Après nous les oiseaux

Sur un mode intime, Après nous les oiseaux est un court récit de fin du monde, relaté par une narratrice dépourvue de prénom dont on suit le long chemin vers le néant, avec comme seul contrepoint le chant des oiseaux, créatures omniprésentes et insensibles au drame qui se dénoue. Définitivement.

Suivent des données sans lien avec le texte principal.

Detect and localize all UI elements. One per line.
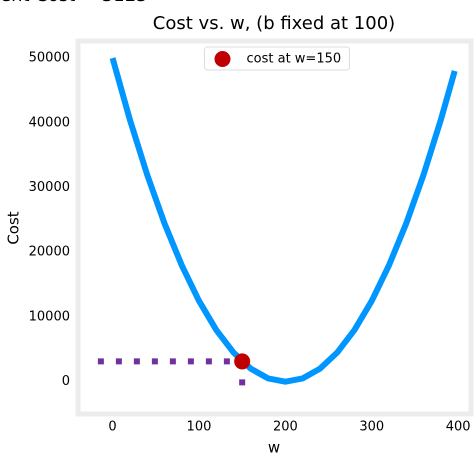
cost-curve xyxy=(109,57,458,385)
x-tick-label: 400 xyxy=(446,420,471,435)
y-tick-label: 50000 xyxy=(29,51,70,66)
x-tick-label: 300 xyxy=(359,420,384,435)
x-axis-label: w xyxy=(268,439,280,457)
x-tick-label: 100 xyxy=(187,420,212,435)
point xyxy=(234,353,251,370)
y-tick-label: 0 xyxy=(62,374,70,389)
legend-marker xyxy=(214,51,231,67)
annotation: ent Cost = 3125 xyxy=(0,0,148,6)
plot-frame xyxy=(75,38,474,417)
y-tick-label: 40000 xyxy=(29,115,70,130)
x-tick-label: 200 xyxy=(273,420,298,435)
x-tick-label: 0 xyxy=(108,420,116,435)
y-axis-label: Cost xyxy=(5,211,23,244)
legend-box xyxy=(204,46,350,71)
legend-label: cost at w=150 xyxy=(247,52,342,67)
y-tick-label: 30000 xyxy=(29,180,70,195)
y-tick-label: 20000 xyxy=(29,245,70,260)
chart-title: Cost vs. w, (b fixed at 100) xyxy=(153,13,395,34)
y-tick-label: 10000 xyxy=(29,309,70,324)
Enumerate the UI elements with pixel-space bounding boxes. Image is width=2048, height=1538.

Récit de la solitude, avec la mort comme unique compagnon et les souvenirs du temps passé comme seul viatique, le roman de Rakel Haslund s’apparente davantage à une épure qu’à une histoire pleine de bruit et de fureur. Les amateurs de Mad Max et consorts auraient tout à gagner en fuyant ce récit poétique et contemplatif. L’apocalypse se cantonne en effet à un décor. Des terres submergées par la mer montante, des centres commerciaux pillés et désertés par le chaland, des quartiers pavillonnaires abandonnés où les maisons retournent à l’état de nature et des vestiges brûlés d’un grand incendie que l’on devine violent, on arpente des terres gâtes mais non dépourvue de vie. La fin du monde hante l’esprit de la narratrice, en arrière-plan de son périple sans véritable autre but que celui d’avancer, cahin-caha, avec son caddie. Une vie réduite au spectacle du vol des oiseaux et à quelques poissons. Des nuées entières à qui la narratrice adresse ses prières et ses suppliques, s’émerveillant de la résilience des volatiles.

D’aucuns compareront Après nous les oiseaux à La Route de Cormac McCarthy, s’enthousiasmant pour la puissance d’évocation de la prose de l’autrice. D’autres déploreront un horizon d’attente réduit à une longue contemplation de la nature conquérante, à l’assaut des derniers vestiges de la civilisation, déterminée à les avaler sous son exubérance. Choisissez votre camp, camarades.

Il n’en demeure pas moins que Rakel Haslund décline une poésie de l’entropie qui peut apparaître séduisante à l’amateur d’introspection psychologique. Et puis, le texte est court, l’ouvrage de toute beauté, même si un peu onéreux, et le propos frappé au coin du bon sens. La fin d’un monde n’est pas la fin du monde. À réserver à l’amateur de littérature « blanche » qui souhaite s’encanailler.

Après nous les oiseaux (Alle himlens fugle, 2020) – Rakel Haslund – éditions Robert Laffont, collection « Ailleurs & Demain », avril 2023 (roman traduit du danois par Catherine Renaud)

2 réflexions au sujet de « Après nous les oiseaux »

  1. La Cité des nuages et des oiseaux, L’infinie patience des oiseaux, Hier, les oiseaux, La Magnificence des oiseaux, Après nous les oiseaux, … on s’y perd avec tous ces volatiles. 

    dans la veine post-apo où les oiseaux ont une grave im-portance dans l’intrigue, Sanctuaire de Laurine Roux est fort recommandable. « À réserver à l’amateur de littérature « blanche » qui souhaite s’encanailler. » comme tu dis, sans dédain, au contraire.